Eine Abkühlung wäre jetzt genau das Richtige, dachte er, als er wieder an der Seeburg ankam. Andreas Reihmann saß gerade an der Rezeption und gab ihm gern den Schlüssel für den Löwensteg.
Der Löwensteg aus Beton gehörte zur Seeburg und war den Gästen der Jugendherberge vorbehalten. Den Namen Löwensteg trug er, weil auf ihm zwei steinerne Löwen auf den See hinausschauten und Wache hielten.
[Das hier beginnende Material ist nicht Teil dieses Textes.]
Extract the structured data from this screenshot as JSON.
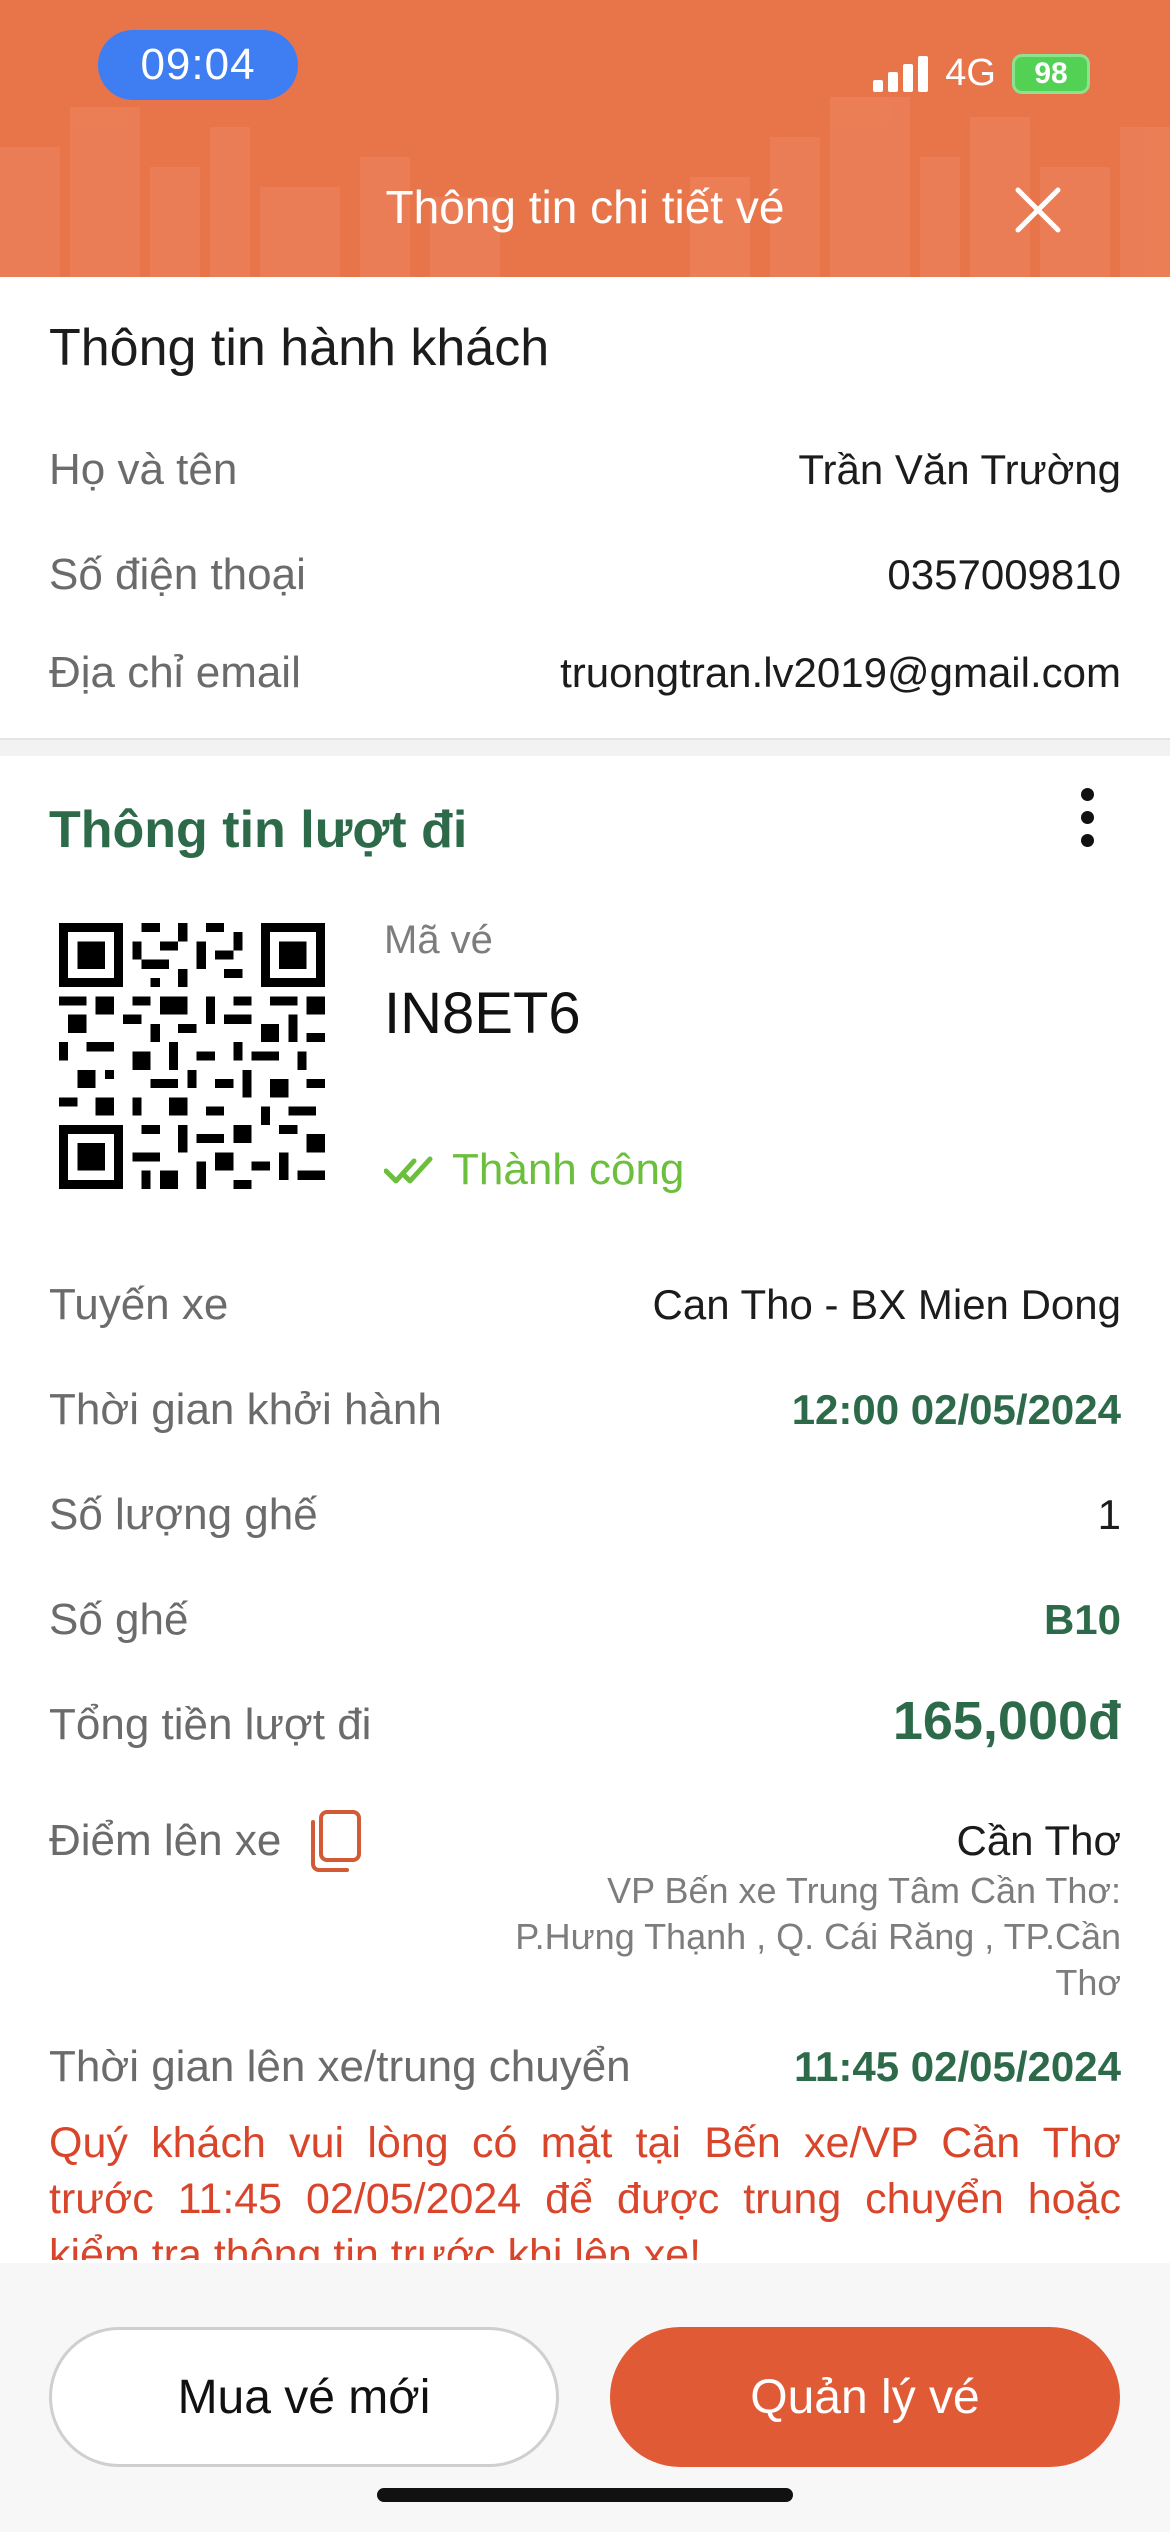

Als Jaron das kleine Gatter aufschloss, sah er, dass er nicht alleine war. Ein Mädchen saß auf einer der Statuen. Sie hatte lange schwarze Haare und trug Kopfhörer. Ihre schwarze Lederjacke hatte sie über den Kopf des Löwen gelegt. Ist das diese Naila, von der Franky und Antonia gesprochen haben?, fragte er sich.
Er zögerte und überlegte einen Augenblick, ob er einfach kehrtmachen sollte. In diesem Augenblick drehte sich das Mädchen um und blaffte ihn an: »Is' was?«
Jaron war für einen Moment überrumpelt, fasste sich dann aber und antwortete: »Äh, nein, ich will nur baden gehen.«
Das Mädchen musterte ihn und meinte: »Na, der Steg ist ja für alle da, oder?«
Jaron nickte und schloss das Bootshaus auf. Er zog sich seine Badehose an und stieg ins Wasser. Naila schenkte ihm keine weitere Beachtung. Einen flüchtigen Moment wagte Jaron, einen genaueren Blick in ihr Gesicht zu werfen. Sie schien ganz in Gedanken und strahlte eine stille Melancholie aus.
Das Wasser war kälter, als Jaron erwartet hatte. Seine Muskeln zogen sich zusammen, während er eintauchte und er schnappte nach Luft. Er schwamm einige Züge auf den See hinaus und legte sich dann auf den Rücken. Glücklich blinzelte er in die Sonne und streckte sich. Plötzlich zwickte sein Oberschenkel, dann durchfuhr ihn ein starker Schmerz. Die Muskeln in seinem Bein verkrampften sich. Für einen Moment blieb ihm die Luft weg. Panik stieg in ihm auf, als er versuchte, sich mit den Armen und dem anderen Bein über Wasser zu halten. Doch dann schoss der Schmerz auch in sein zweites Bein. Verzweifelt kämpfte er darum, nicht unterzugehen.
Das Mädchen auf dem Löwen schien zu bemerken, dass etwas nicht stimmte. »Alles okay bei dir?«, rief sie ihm zu.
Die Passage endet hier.